PRAs collect information about each participant from the record-keepers and plan sponsors to build a customised portfolio using personal attributes (age, salary, account balance, savings rate, gender), Russell Investments’ capital markets forecasts, and the investment options in the plan’s core menu. Then PRAs automatically adjust and manage the portfolio as the participants’ circumstances or the capital markets change; and they include the personalised retirement planner to help participants keep track of their progress toward their retirement income goal.
Another Pioneer in this field is Empower Retirement, the second-largest retirement plan record-keeper by total participants (9m) in the US, which administers $590bn in assets through 39,000 retirement plans. In 2017 Empower launched Dynamic Retirement Manager (DRM) that currently has 250 clients with about $2bn under management.
“DRM is a qualified default investment alternative (QDIA) designed to help plan participants whose needs change over time,” says Stephen Gawlik, vice-president for corporate affairs at Empower. “This product directs the participant’s retirement deferrals into a competitive investment option, such as a TDF, in her/his early years of working. Later on, when a pre-determined set of criteria are triggered (such as age of the investor), the participant’s assets will automatically shift into a managed account. This offers the opportunity to receive a customised, personalised retirement income strategy as the participant begins to focus on the transition into retirement.”

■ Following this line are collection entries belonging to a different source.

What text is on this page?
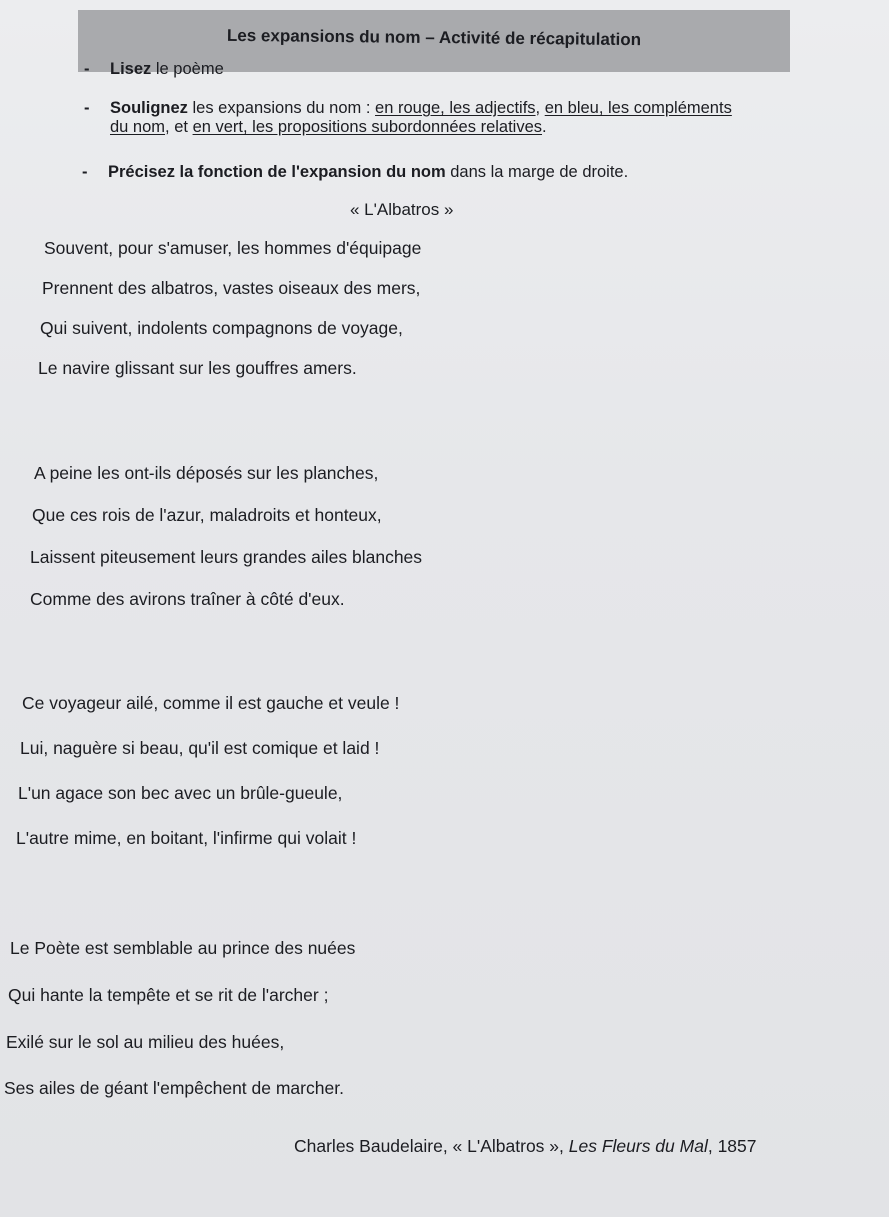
Les expansions du nom – Activité de récapitulation
- Lisez le poème
- Soulignez les expansions du nom : en rouge, les adjectifs, en bleu, les compléments
du nom, et en vert, les propositions subordonnées relatives.
- Précisez la fonction de l'expansion du nom dans la marge de droite.
« L'Albatros »
Souvent, pour s'amuser, les hommes d'équipage
Prennent des albatros, vastes oiseaux des mers,
Qui suivent, indolents compagnons de voyage,
Le navire glissant sur les gouffres amers.
A peine les ont-ils déposés sur les planches,
Que ces rois de l'azur, maladroits et honteux,
Laissent piteusement leurs grandes ailes blanches
Comme des avirons traîner à côté d'eux.
Ce voyageur ailé, comme il est gauche et veule !
Lui, naguère si beau, qu'il est comique et laid !
L'un agace son bec avec un brûle-gueule,
L'autre mime, en boitant, l'infirme qui volait !
Le Poète est semblable au prince des nuées
Qui hante la tempête et se rit de l'archer ;
Exilé sur le sol au milieu des huées,
Ses ailes de géant l'empêchent de marcher.
Charles Baudelaire, « L'Albatros », Les Fleurs du Mal, 1857
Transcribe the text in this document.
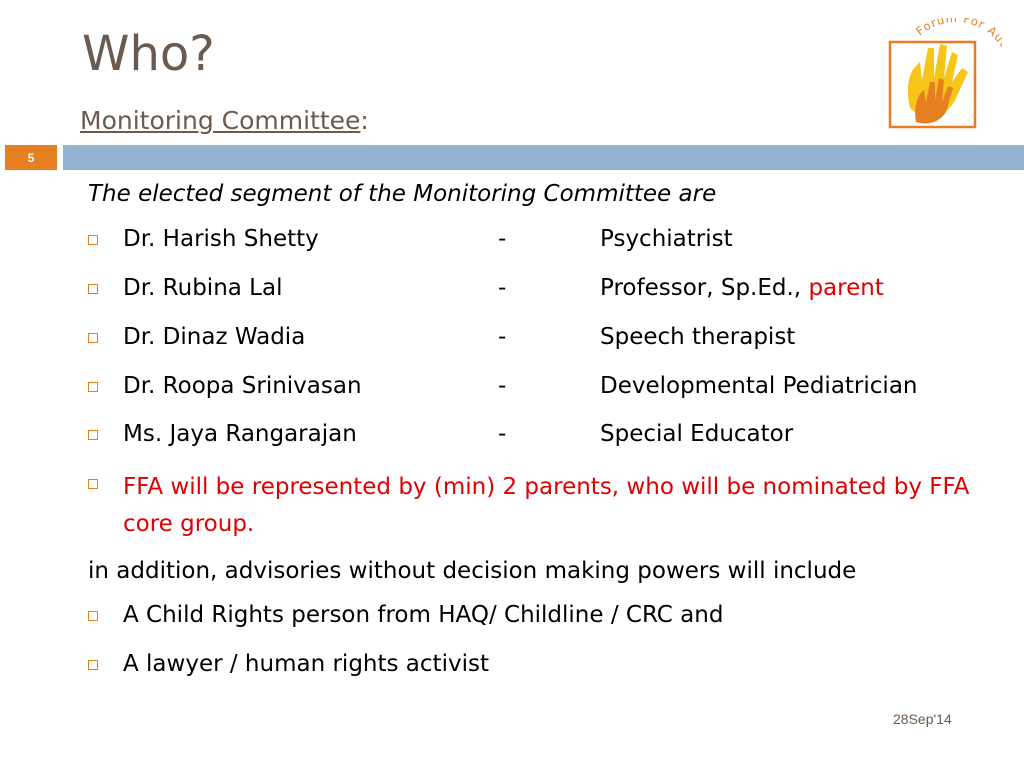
Who?
Monitoring Committee:
Forum For A
5
The elected segment of the Monitoring Committee are
Dr. Harish Shetty	-	Psychiatrist
Dr. Rubina Lal	-	Professor, Sp.Ed., parent
Dr. Dinaz Wadia	-	Speech therapist
Dr. Roopa Srinivasan	-	Developmental Pediatrician
Ms. Jaya Rangarajan	-	Special Educator
FFA will be represented by (min) 2 parents, who will be nominated by FFA core group.
in addition, advisories without decision making powers will include
A Child Rights person from HAQ/ Childline / CRC and
A lawyer / human rights activist
28Sep'14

In March, Edmund Murphy, Empower Retirement president and CEO, announced another product, Advisor Managed Accounts (AMA), in partnership with the advisory firms SageView Advisory Group, Mesirow Financial Retirement Planning and Advisory, and Resources Investment Advisors. The adviser firm acts as a fiduciary to the participants for the service, so it is responsible for the portfolio construction and maintenance, while Empower provides a newly redesigned advisory services technology platform and client experience.
These new personalised TDFs or managed accounts usually charge advisory fees that could look like a problem while the asset management industry trend is going towards zero fees. “There is definitely a trend towards lower cost for commoditised investments, especially for ETFs that track some kind of market index, but I think you can still have premium pricing for things that are personalised,” says David Blanchett, head of retirement research at Morningstar.
However, the problem may be a different one, according to Mercer’s Lloyd. “We are finding when we discuss the personalisation theme, of which the personalised TDFs is only one example, we see a lot of ‘head nodding’ and interest in the topic, people do relate to the idea. But for a number of reasons, including the litigious environment, the retirement market is one which can be slow to innovate and adopt new trends, and there is a feeling of safety from investing in a large target-date fund.”